The Bank of England is worried about the impact of interest rate rises on households and businesses, so will try to limit base rate increases, despite the need to keep inflation in check. The UK’s debt position has been stable if still eye-wateringly large (currently at £2.3tn, or 104% of GDP) and the Office for Budget Responsibility is due to review and revise its forecasts next month.

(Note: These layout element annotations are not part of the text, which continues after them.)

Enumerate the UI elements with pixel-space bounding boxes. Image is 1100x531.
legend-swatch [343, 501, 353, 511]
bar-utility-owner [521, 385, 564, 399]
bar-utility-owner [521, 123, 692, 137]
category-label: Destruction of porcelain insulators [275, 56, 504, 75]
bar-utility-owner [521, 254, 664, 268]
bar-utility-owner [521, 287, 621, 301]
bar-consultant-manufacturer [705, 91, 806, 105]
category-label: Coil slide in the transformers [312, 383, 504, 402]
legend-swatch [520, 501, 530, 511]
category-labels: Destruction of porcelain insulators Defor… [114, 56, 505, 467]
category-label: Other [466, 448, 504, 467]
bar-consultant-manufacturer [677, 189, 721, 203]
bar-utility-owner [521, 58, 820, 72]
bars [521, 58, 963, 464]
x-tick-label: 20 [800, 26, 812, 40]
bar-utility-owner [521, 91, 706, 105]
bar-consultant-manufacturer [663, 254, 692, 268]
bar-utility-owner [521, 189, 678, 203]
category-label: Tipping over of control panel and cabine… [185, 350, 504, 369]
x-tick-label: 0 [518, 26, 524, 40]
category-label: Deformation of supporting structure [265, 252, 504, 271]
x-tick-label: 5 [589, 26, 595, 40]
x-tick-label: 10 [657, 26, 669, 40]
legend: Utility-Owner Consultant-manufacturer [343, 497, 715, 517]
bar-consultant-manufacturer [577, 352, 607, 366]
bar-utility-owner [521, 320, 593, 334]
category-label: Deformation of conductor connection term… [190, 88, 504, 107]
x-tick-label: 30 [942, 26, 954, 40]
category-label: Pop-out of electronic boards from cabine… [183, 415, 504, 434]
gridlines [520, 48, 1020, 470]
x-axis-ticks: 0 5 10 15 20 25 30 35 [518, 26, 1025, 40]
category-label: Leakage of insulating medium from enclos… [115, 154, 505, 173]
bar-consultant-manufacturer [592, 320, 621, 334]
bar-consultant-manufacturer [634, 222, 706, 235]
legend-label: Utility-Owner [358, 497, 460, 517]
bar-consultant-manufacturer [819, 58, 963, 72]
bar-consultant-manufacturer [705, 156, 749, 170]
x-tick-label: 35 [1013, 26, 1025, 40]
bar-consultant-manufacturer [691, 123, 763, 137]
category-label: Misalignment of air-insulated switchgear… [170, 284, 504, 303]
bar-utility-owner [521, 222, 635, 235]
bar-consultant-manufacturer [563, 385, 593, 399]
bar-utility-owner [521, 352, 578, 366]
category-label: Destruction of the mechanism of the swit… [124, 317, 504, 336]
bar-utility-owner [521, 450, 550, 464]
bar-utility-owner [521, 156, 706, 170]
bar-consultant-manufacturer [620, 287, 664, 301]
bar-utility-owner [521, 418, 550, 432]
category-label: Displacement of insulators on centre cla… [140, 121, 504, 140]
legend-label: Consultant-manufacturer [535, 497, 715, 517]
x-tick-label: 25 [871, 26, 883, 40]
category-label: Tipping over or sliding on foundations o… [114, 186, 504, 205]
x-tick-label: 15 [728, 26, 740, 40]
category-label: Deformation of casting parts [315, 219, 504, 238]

Of course, there are remaining Brexit frustrations, but most of these seem to be being managed

Materials supply pressures have eased as many predicted, though there are some continued shortages, particularly in China, where ports are clogged and factories are subject to closures. Of course, there are remaining Brexit frustrations, but most of these seem to be being managed.

Unemployment is below the long-run average and the number of job vacancies has increased, reducing the number of candidates per vacancy and putting pressure on wages. It is a fair assumption that labour pressures will overtake materials concerns this year.

In terms of the construction market, new work output is still lower than pre-covid, with private commercial work the most affected, but infrastructure benefiting from government focus. Residential output is still 7.5% lower than pre-covid, but has experienced a fairly stable recovery.

Labour is an increasing concern given the huge loss of construction workers caused by covid restrictions and Brexit. This pressure is currently being alleviated through lower construction output but, as the pipeline returns, pressure on wages may increase. Conversations with some contractors suggest that labour is beginning to return from Europe, however, so this remains a topic to be watched.

There is no doubt that things are delicately poised and that a cocktail of price drivers still exists 

There is still appetite in the market for work and this is helping to mitigate a lot of the cost pressures on materials and labour, but there is a serious question over how sustainable this is as contractors face covid support repayments and the shadow of any losses incurred throughout the pandemic.

There is no doubt that things are delicately poised and that a cocktail of price drivers still exists: Brexit paperwork, covid impacts, supply and demand, sustainability. Some of this uncertainty and complexity is likely to continue for a while longer, but will hopefully ease at some point.

Supply and demand is a key driver for UK construction prices. There remains a window of opportunity as the London/South-East market is yet to pivot, reducing buying power. At the moment, some main contractors have teams becoming available from some large projects, and are looking to secure from a target list of attractive schemes.

There is also an element of hunger among the key trades. However, this will change as the pipeline strengthens, which will also put pressure on the labour pool.

Having said all of this, construction pricing will be dependent upon some key issues in 2022 and beyond, namely:

  • The extent to which the pandemic becomes endemic, with manageability of covid continuing and improving.
  • A more settled pattern of working, and thus a clearer view of organisations’ real estate needs.
  • The effectiveness of the industry in addressing corporate ESG ambitions, creating sustainable buildings cost-effectively. There is also a long way to go in achieving consistencies in definitions and measurement, and managing the whole process (carbon accounting).
  • Reponses to updated Building Regulations and product testing requirements.
  • Smoothing of the town planning process. For example, easing of the current particular issues in City of London approvals.

I am sure that this will be an interesting year. Let us hope that it will be a good one too.